The complaint alleges that the defendants misled consumers by guaranteeing that they could “drastically and immediately” improve their credit scores and gain access to superior interest rates on loans. Defendants allegedly advertised that they could deliver these results through a process called credit “piggybacking” – or registering consumers as “additional authorized users” on one or several credit cards held by unrelated account holders with positive histories.

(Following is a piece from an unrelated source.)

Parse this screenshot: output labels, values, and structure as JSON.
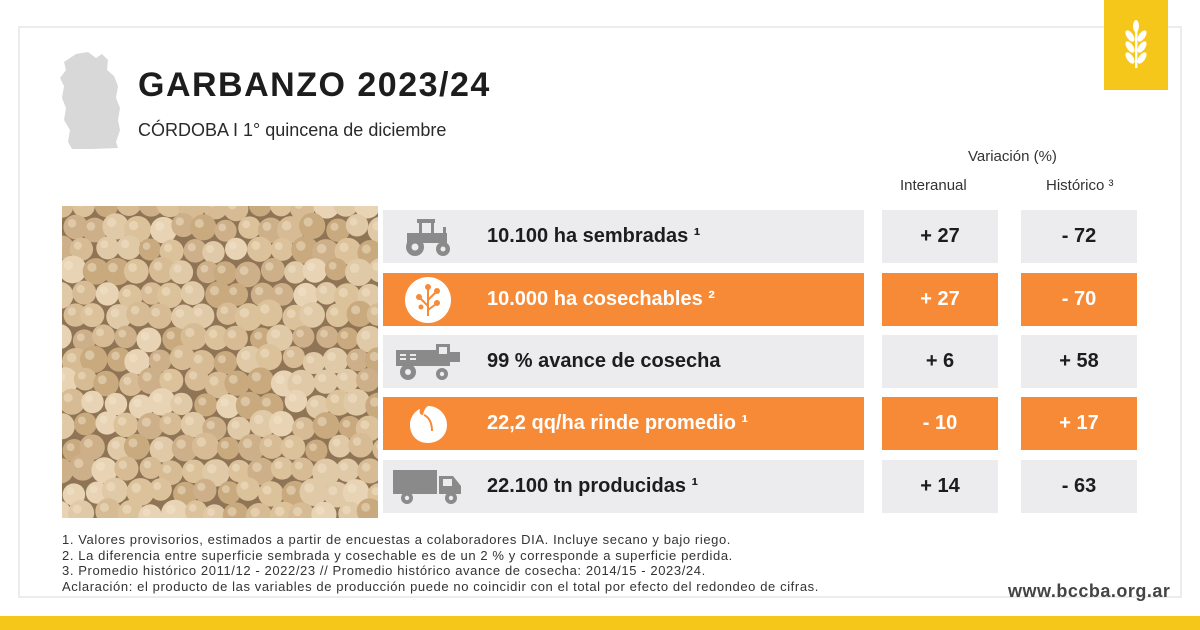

According to the complaint, however, consumers added as “additional authorized users” were not authorized to use the account in any fashion and contractually agreed that they would not place charges on the account or even contact the issuing financial institution. The defendants also allegedly instructed high credit-score individuals adding lower-credit consumers as “authorized users” to their accounts to conceal this information from their card-issuing institutions.

Despite the defendants’ advertisements that credit scores would increase by anywhere from 100 to 120 points over two to six weeks, the complaint indicates that the majority of mortgage underwriters factor out credit piggybacking tradelines.

The complaint alleges that the defendants advertised that their piggybacking process was perfectly legal and charged consumers up front for credit repair services.

Defendants generated more than $6.6 million in revenue from the credit repair business since 2015.

According to a March 9 press release from the FTC, a proposed settlement will soon be filed with the court. That settlement prohibits the defendants from selling fake access to another’s credit, collecting advance fees for credit repair services, committing any future violations of the TSR, misrepresenting that a product or service is legal, and misrepresenting the terms of a refund or return policy. The settlement also includes a monetary judgment for $6,630,678, which will be partially suspended upon payment of $64,863, due to defendants’ inability to pay.

“Good credit isn’t for sale,” said Andrew Smith, Director of the FTC’s Bureau of Consumer Protection in the FTC’s March 9 press release. “This company charged people thousands of dollars based on hollow promises that ‘piggybacking’ on a stranger’s good credit would raise their credit score or help them get a mortgage.”